Substandard housing conditions due to deferred maintenance are literally making the people who live in these rowhouses sick. Substandard conditions like mold, mildew, lead paint, and pests create and perpetuate health conditions like asthma and lead poisoning in our most vulnerable populations.
40% of asthma episodes are due to asthma triggers in the home, representing $5 billion lost annually in preventable medical costs. (Healthy Rowhouse, Philadelphia)
The group now discusses to link a house repair program not only to health but also to workforce development. The attempt of linking health, housing and job skills into one virtuous cycle is also an attempt to avoid the pitfall of scattered interventions that never add up to anything. The more comprehensive concept is still in its infancy and in search of legislative support. Funding is key, of course. The Healthy Rowhouse non-profit in Philadelphia is currently trying to build such a larger fund with the help of private investment funds.

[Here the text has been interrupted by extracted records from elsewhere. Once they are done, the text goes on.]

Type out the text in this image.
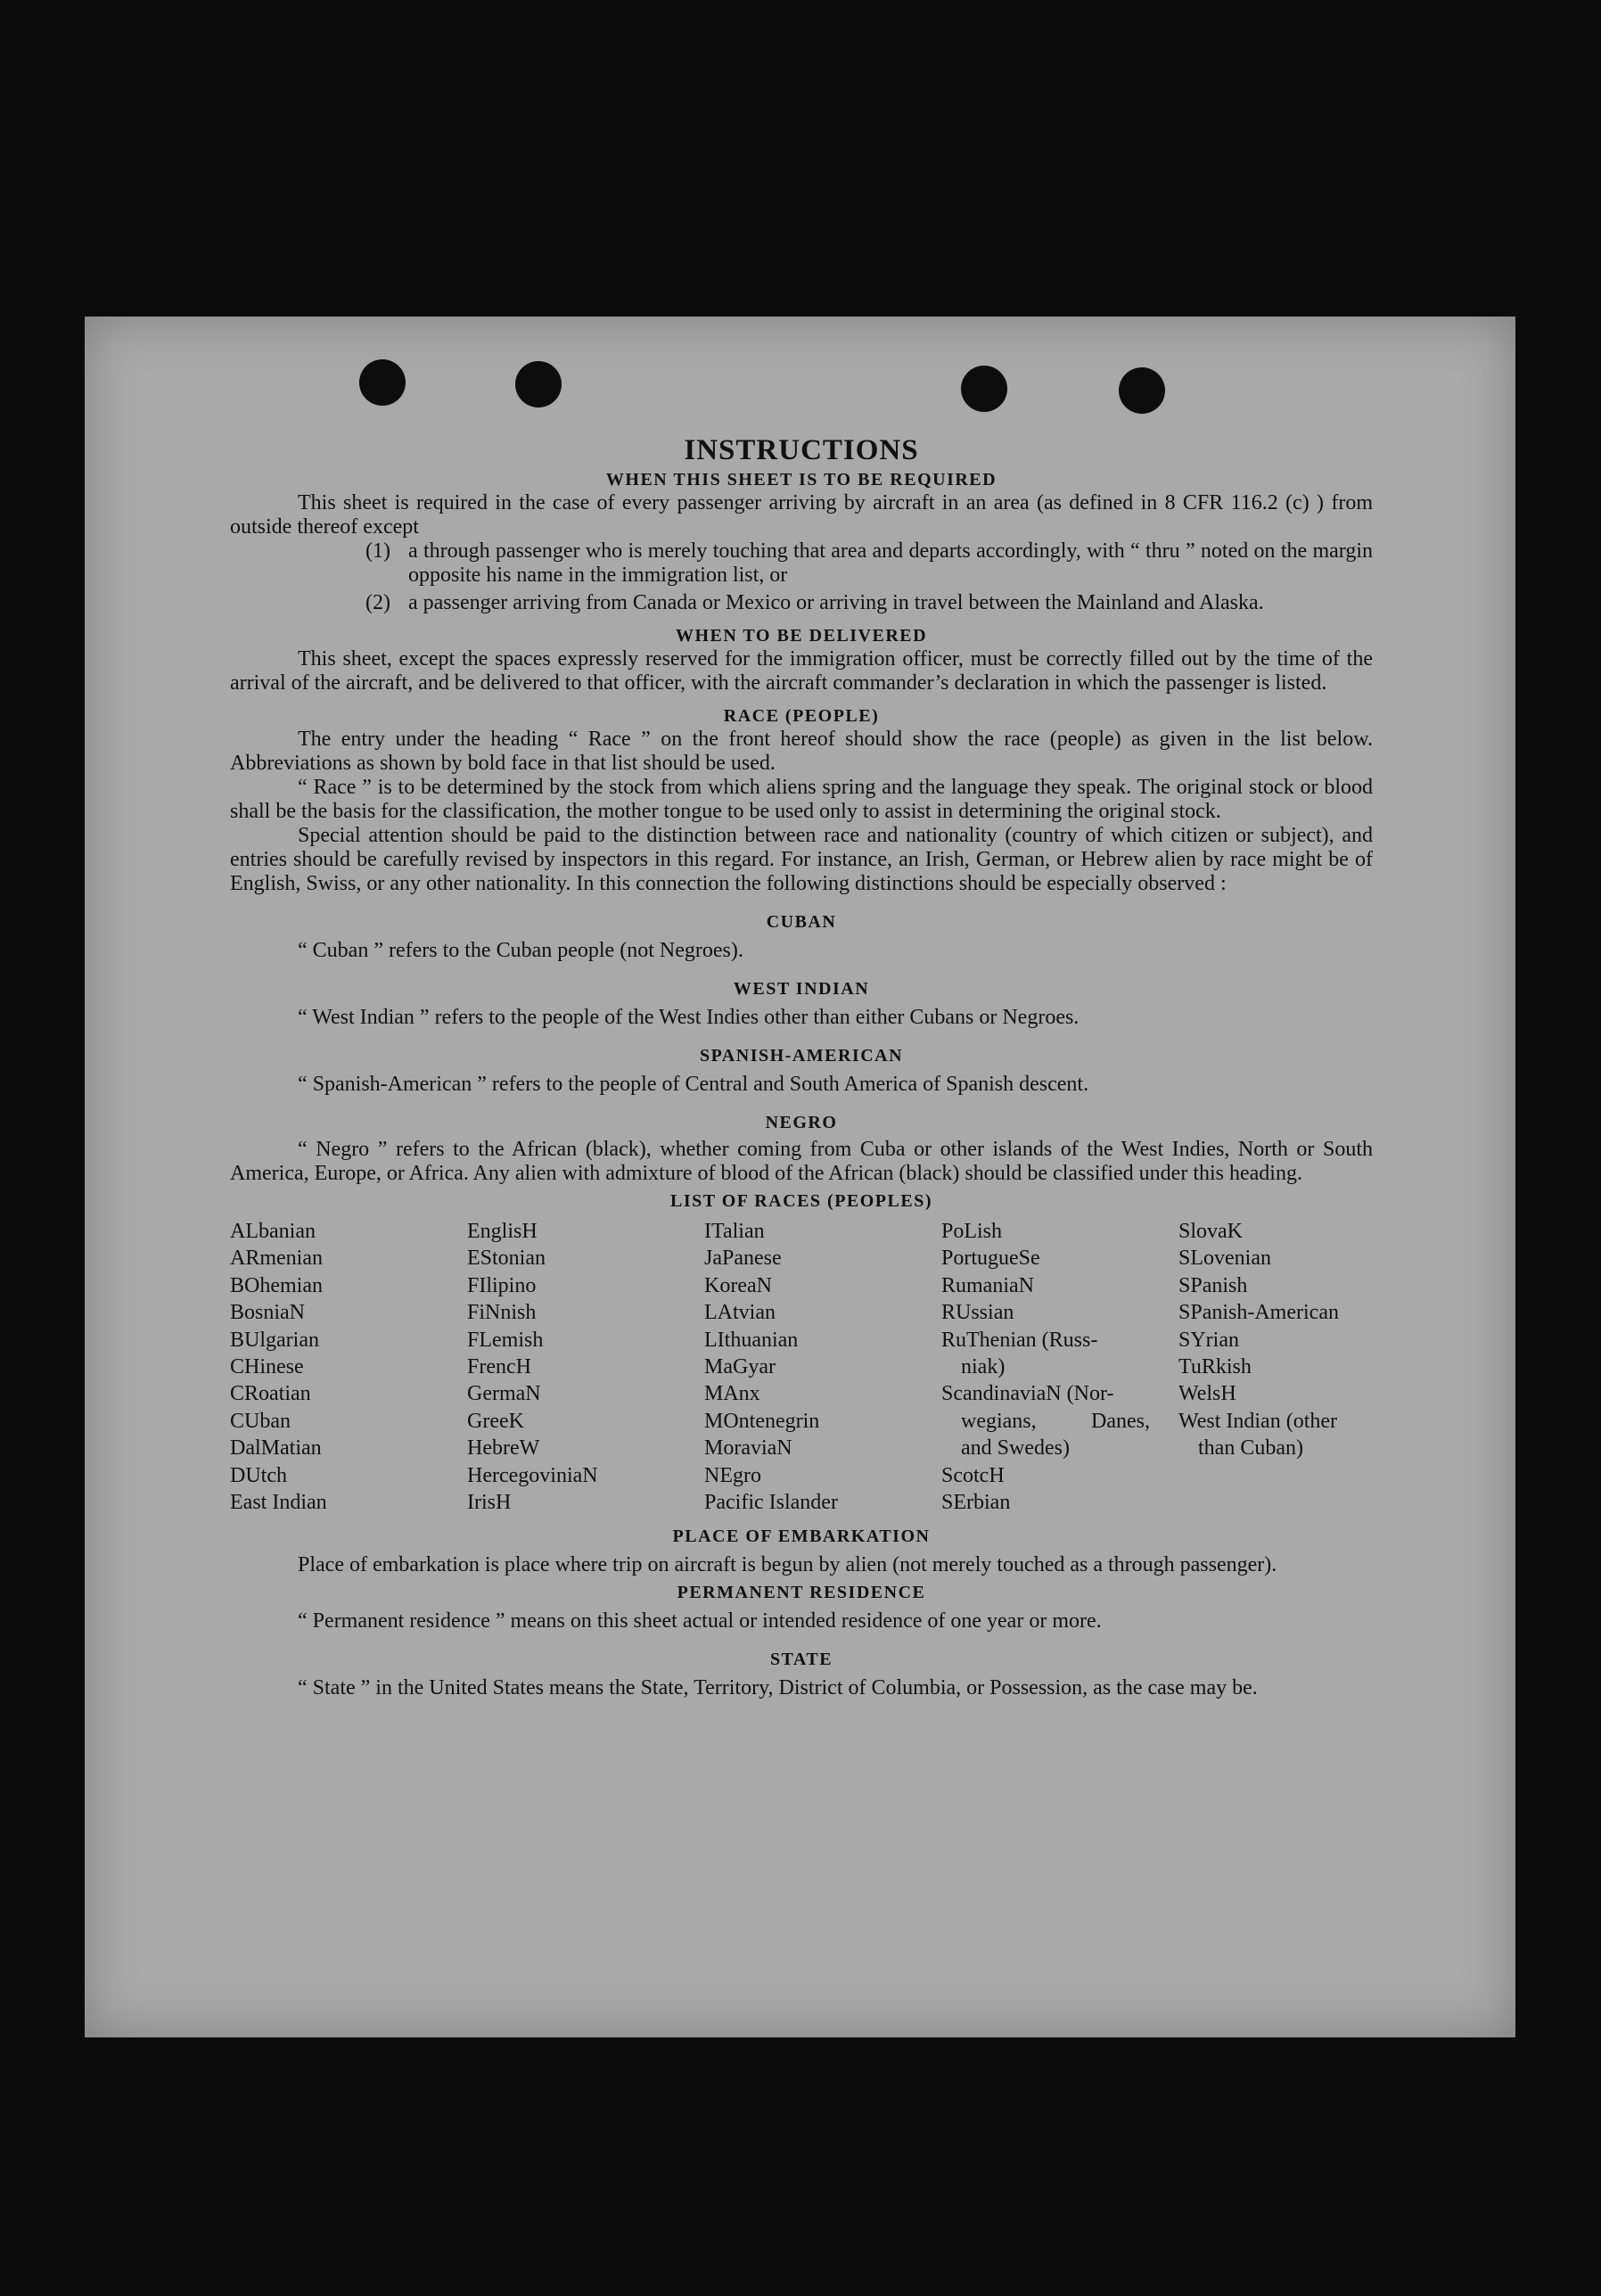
INSTRUCTIONS
WHEN THIS SHEET IS TO BE REQUIRED

This sheet is required in the case of every passenger arriving by aircraft in an area (as defined in 8 CFR 116.2 (c) ) from outside thereof except

(1) a through passenger who is merely touching that area and departs accordingly, with “ thru ” noted on the margin opposite his name in the immigration list, or
(2) a passenger arriving from Canada or Mexico or arriving in travel between the Mainland and Alaska.
WHEN TO BE DELIVERED

This sheet, except the spaces expressly reserved for the immigration officer, must be correctly filled out by the time of the arrival of the aircraft, and be delivered to that officer, with the aircraft commander’s declaration in which the passenger is listed.

RACE (PEOPLE)

The entry under the heading “ Race ” on the front hereof should show the race (people) as given in the list below. Abbreviations as shown by bold face in that list should be used.

“ Race ” is to be determined by the stock from which aliens spring and the language they speak. The original stock or blood shall be the basis for the classification, the mother tongue to be used only to assist in determining the original stock.

Special attention should be paid to the distinction between race and nationality (country of which citizen or subject), and entries should be carefully revised by inspectors in this regard. For instance, an Irish, German, or Hebrew alien by race might be of English, Swiss, or any other nationality. In this connection the following distinctions should be especially observed :

CUBAN

“ Cuban ” refers to the Cuban people (not Negroes).

WEST INDIAN

“ West Indian ” refers to the people of the West Indies other than either Cubans or Negroes.

SPANISH-AMERICAN

“ Spanish-American ” refers to the people of Central and South America of Spanish descent.

NEGRO

“ Negro ” refers to the African (black), whether coming from Cuba or other islands of the West Indies, North or South America, Europe, or Africa. Any alien with admixture of blood of the African (black) should be classified under this heading.

LIST OF RACES (PEOPLES)
ALbanian
ARmenian
BOhemian
BosniaN
BUlgarian
CHinese
CRoatian
CUban
DalMatian
DUtch
East Indian
EnglisH
EStonian
FIlipino
FiNnish
FLemish
FrencH
GermaN
GreeK
HebreW
HercegoviniaN
IrisH
ITalian
JaPanese
KoreaN
LAtvian
LIthuanian
MaGyar
MAnx
MOntenegrin
MoraviaN
NEgro
Pacific Islander
PoLish
PortugueSe
RumaniaN
RUssian
RuThenian (Russ-
niak)
ScandinaviaN (Nor-
wegians, Danes,
and Swedes)
ScotcH
SErbian
SlovaK
SLovenian
SPanish
SPanish-American
SYrian
TuRkish
WelsH
West Indian (other
than Cuban)
PLACE OF EMBARKATION

Place of embarkation is place where trip on aircraft is begun by alien (not merely touched as a through passenger).

PERMANENT RESIDENCE

“ Permanent residence ” means on this sheet actual or intended residence of one year or more.

STATE

“ State ” in the United States means the State, Territory, District of Columbia, or Possession, as the case may be.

Trying to stave off the steady flow of vacant houses is an strategic move, even if it is addressing only a small segment of the Baltimore housing problem: According to data from Baltimore's Neighborhood Indicators Alliance the biggest single predictor for the rise or fall of a neighborhood is to have more than 4% vacant homes. Especially in neighborhoods on the edge, a few houses not becoming vacant can make all the difference.